Continuous dependence of maximal interval on right hand side for ode

Question

Let $f,f_n\colon\mathbb{R}\times(0,1)\to\mathbb{R}$ be local Lipschitz continuous functions and assume they form the right-hand-side of some ordinary differential equation's $\dot{x} = f(t,x)$ and $\dot{x_n} = f_n(t,x_n)$ with initial values $(t_n^0,x_n^0)$ and $(t^0,x^0)$ respectively. Moreover, let us assume that $f_n$ converges to $f$ (in some sense) and $(t_n^0,x_n^0)\to(t^0,x^0)$. From standard theory on ordinary differential equations we know that for each ode, we find a maximal time interval $(t_n^\text{min},t_n^\text{max})$ and $(t^\text{min},t^\text{max})$, respectively, where our solutions uniquely exists.

My question is, when do we have $t_n^\text{max}\to t^\text{max}$?
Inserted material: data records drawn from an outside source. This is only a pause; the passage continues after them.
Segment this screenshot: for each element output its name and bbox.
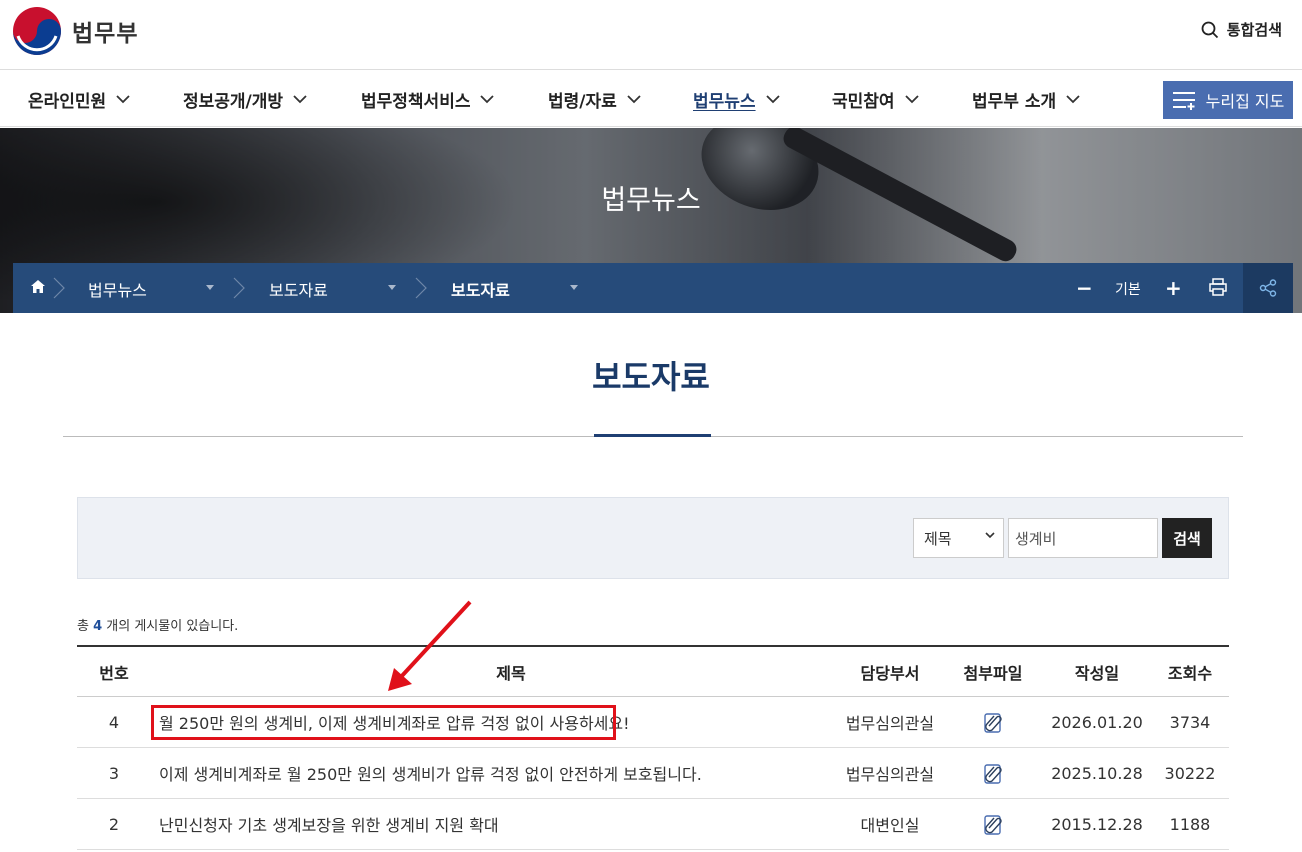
- count-suffix: 개의 게시물이 있습니다.: [106, 619, 239, 634]
- row-date: 2025.10.28: [1051, 763, 1143, 783]
- breadcrumb-separator-icon: [53, 277, 65, 299]
- row-date: 2026.01.20: [1051, 712, 1143, 732]
- site-logo[interactable]: 법무부: [12, 6, 138, 56]
- caret-down-icon[interactable]: [570, 285, 578, 290]
- chevron-down-icon: [904, 95, 919, 104]
- row-title-link[interactable]: 난민신청자 기초 생계보장을 위한 생계비 지원 확대: [151, 799, 871, 849]
- row-views: 1188: [1169, 814, 1211, 834]
- attachment-clip-icon: [984, 815, 1002, 835]
- caret-down-icon[interactable]: [206, 285, 214, 290]
- attachment-link[interactable]: [943, 748, 1043, 798]
- share-icon: [1259, 279, 1277, 297]
- annotation-highlight-box: [151, 705, 616, 740]
- page-title: 보도자료: [592, 358, 710, 396]
- chevron-down-icon: [480, 95, 495, 104]
- sitemap-button[interactable]: 누리집 지도: [1163, 81, 1293, 119]
- row-dept: 법무심의관실: [845, 765, 935, 784]
- row-views: 30222: [1164, 763, 1216, 783]
- print-icon[interactable]: [1209, 278, 1227, 296]
- nav-label: 법무뉴스: [693, 92, 756, 112]
- attachment-link[interactable]: [943, 697, 1043, 747]
- location-bar: 법무뉴스 보도자료 보도자료 − 기본 +: [13, 263, 1293, 313]
- attachment-clip-icon: [984, 713, 1002, 733]
- row-date: 2015.12.28: [1051, 814, 1143, 834]
- table-row: 3 이제 생계비계좌로 월 250만 원의 생계비가 압류 걱정 없이 안전하게…: [77, 748, 1229, 799]
- breadcrumb-current[interactable]: 보도자료: [451, 277, 510, 301]
- header-no: 번호: [99, 663, 129, 683]
- nav-policy-services[interactable]: 법무정책서비스: [361, 87, 495, 112]
- post-count: 4: [93, 619, 103, 634]
- banner-title: 법무뉴스: [601, 185, 701, 216]
- search-keyword-input[interactable]: 생계비: [1008, 518, 1158, 558]
- count-prefix: 총: [77, 619, 89, 634]
- press-release-table: 번호 제목 담당부서 첨부파일 작성일 조회수 4 월 250만 원의 생계비,…: [77, 645, 1229, 850]
- zoom-out-button[interactable]: −: [1076, 276, 1093, 300]
- row-title-link[interactable]: 이제 생계비계좌로 월 250만 원의 생계비가 압류 걱정 없이 안전하게 보…: [151, 748, 871, 798]
- table-header: 번호 제목 담당부서 첨부파일 작성일 조회수: [77, 645, 1229, 697]
- site-header: 법무부 통합검색: [0, 0, 1302, 70]
- search-button[interactable]: 검색: [1162, 518, 1212, 558]
- row-no: 2: [108, 814, 120, 834]
- attachment-link[interactable]: [943, 799, 1043, 849]
- nav-label: 법무정책서비스: [361, 92, 471, 112]
- nav-label: 국민참여: [832, 92, 895, 112]
- nav-label: 온라인민원: [28, 92, 107, 112]
- header-title: 제목: [496, 663, 526, 683]
- row-no: 4: [108, 712, 120, 732]
- row-no: 3: [108, 763, 120, 783]
- chevron-down-icon: [116, 95, 130, 104]
- nav-participation[interactable]: 국민참여: [832, 87, 919, 112]
- nav-label: 법령/자료: [548, 92, 617, 112]
- nav-law-news[interactable]: 법무뉴스: [693, 87, 780, 112]
- nav-about[interactable]: 법무부 소개: [972, 87, 1080, 112]
- zoom-in-button[interactable]: +: [1165, 276, 1182, 300]
- search-icon: [1201, 21, 1218, 38]
- nav-label: 정보공개/개방: [183, 92, 284, 112]
- chevron-down-icon: [985, 532, 995, 539]
- nav-info-disclosure[interactable]: 정보공개/개방: [183, 87, 307, 112]
- breadcrumb-separator-icon: [415, 277, 427, 299]
- sitemap-menu-icon: [1172, 92, 1195, 110]
- select-value: 제목: [924, 530, 952, 548]
- header-file: 첨부파일: [963, 663, 1023, 683]
- nav-laws-materials[interactable]: 법령/자료: [548, 87, 641, 112]
- zoom-level-label: 기본: [1115, 282, 1141, 298]
- header-views: 조회수: [1167, 663, 1213, 683]
- breadcrumb-law-news[interactable]: 법무뉴스: [88, 277, 147, 301]
- row-dept: 대변인실: [860, 816, 920, 835]
- nav-label: 법무부 소개: [972, 92, 1057, 112]
- taegeuk-logo-icon: [13, 7, 61, 55]
- chevron-down-icon: [765, 95, 780, 104]
- breadcrumb-separator-icon: [233, 277, 245, 299]
- chevron-down-icon: [627, 95, 641, 104]
- logo-text: 법무부: [72, 21, 139, 47]
- annotation-arrow-icon: [388, 600, 472, 691]
- home-icon[interactable]: [31, 280, 45, 293]
- header-dept: 담당부서: [860, 663, 920, 683]
- header-date: 작성일: [1074, 663, 1120, 683]
- search-field-select[interactable]: 제목: [913, 518, 1004, 558]
- nav-online-petition[interactable]: 온라인민원: [28, 87, 130, 112]
- chevron-down-icon: [1066, 95, 1080, 104]
- attachment-clip-icon: [984, 764, 1002, 784]
- table-row: 2 난민신청자 기초 생계보장을 위한 생계비 지원 확대 대변인실 2015.…: [77, 799, 1229, 850]
- integrated-search-label: 통합검색: [1226, 21, 1282, 39]
- caret-down-icon[interactable]: [388, 285, 396, 290]
- breadcrumb-press-release[interactable]: 보도자료: [269, 277, 328, 301]
- post-count-summary: 총 4 개의 게시물이 있습니다.: [77, 615, 238, 634]
- row-dept: 법무심의관실: [845, 714, 935, 733]
- sitemap-label: 누리집 지도: [1205, 92, 1285, 111]
- integrated-search-link[interactable]: 통합검색: [1201, 19, 1282, 40]
- share-button[interactable]: [1243, 263, 1293, 313]
- board-search-area: 제목 생계비 검색: [77, 497, 1229, 579]
- row-views: 3734: [1169, 712, 1211, 732]
- main-navigation: 온라인민원 정보공개/개방 법무정책서비스 법령/자료 법무뉴스 국민참여 법무…: [0, 71, 1302, 127]
- title-accent-bar: [594, 434, 711, 437]
- table-row: 4 월 250만 원의 생계비, 이제 생계비계좌로 압류 걱정 없이 사용하세…: [77, 697, 1229, 748]
- chevron-down-icon: [293, 95, 307, 104]
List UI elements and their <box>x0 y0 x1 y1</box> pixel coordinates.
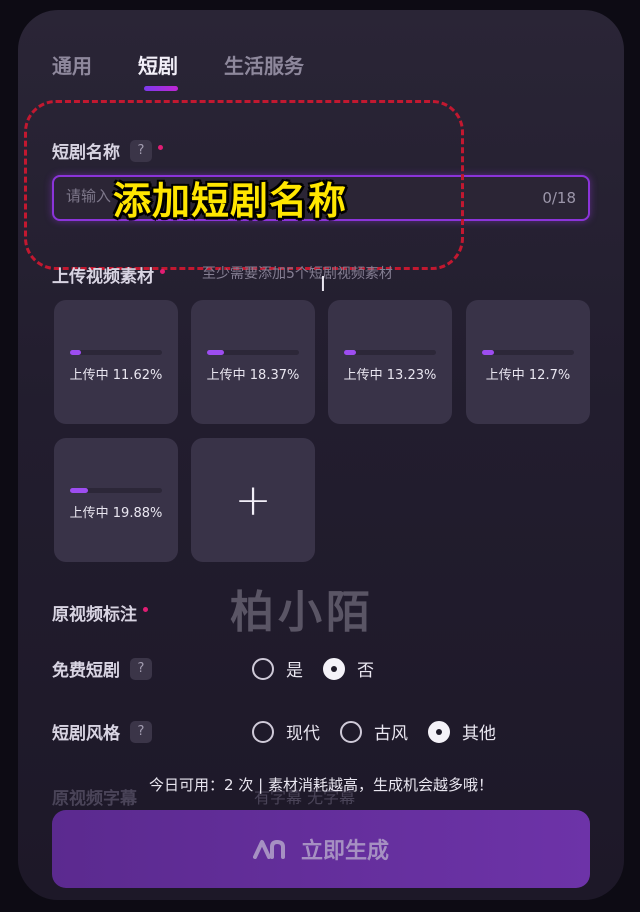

Concrete, I need the result for $f,f_n\colon\mathbb{R}_+\times(0,1)\to\mathbb{R}_+$ with $f_n\to f$ uniformly on all compact subsets of $\mathbb{R}_+\times(0,1)$. Intuitively, I think this should work as the solutions stay close to each other the whole time. Do you maybe have some literature for such questions?

Answer 1

Theorem 3.2 in P. Hartman's Ordinary Differential Equations, is what you are looking for. The result says $$ \limsup t^{\text{min}}_n\le t^{\text{min}}<t^{\text{max}}\le\liminf t^{\text{max}}_n. $$

Answer 2

In general, convergence of $t_n^\text{max}\to t^\text{max}$ is not true. The most one can hope for is stated in this answer by Julián Aguirre. Consider the right hand sides (for $n>2$) $$f,f_n\colon\mathbb{R}\times(0,1)\to\mathbb{R}\\ f_n(t,x)=a_n\cos(t),\\f(t,x)=a\cos(t)$$ where $a_n=\frac{1}{2}−\frac{1}{n}$ and $a=\frac{1}{2}$. Clearly, $f,f_n$ are Lipschitz and we have uniform convergence for $n\to\infty$. Let $(t_n^0,x_n^0)=(t^0,x^0)=(0,\frac{1}{2})$. Then these ODEs are solved by $$x_n\colon\mathbb{R}\to(0,1),\quad x_n(t)=a_n\sin(t)+\frac{1}{2},\\ x\colon\Bigl(−\frac{\pi}{2},\frac{\pi}{2}\Bigr)\to(0,1),\quad x(t)=a\sin(t)+\frac{1}{2}.$$ Hence, the times of explosion are $t_n^\text{max}=\infty$ and $t^\text{max}=\frac{\pi}{2}$, which clearly do not converge.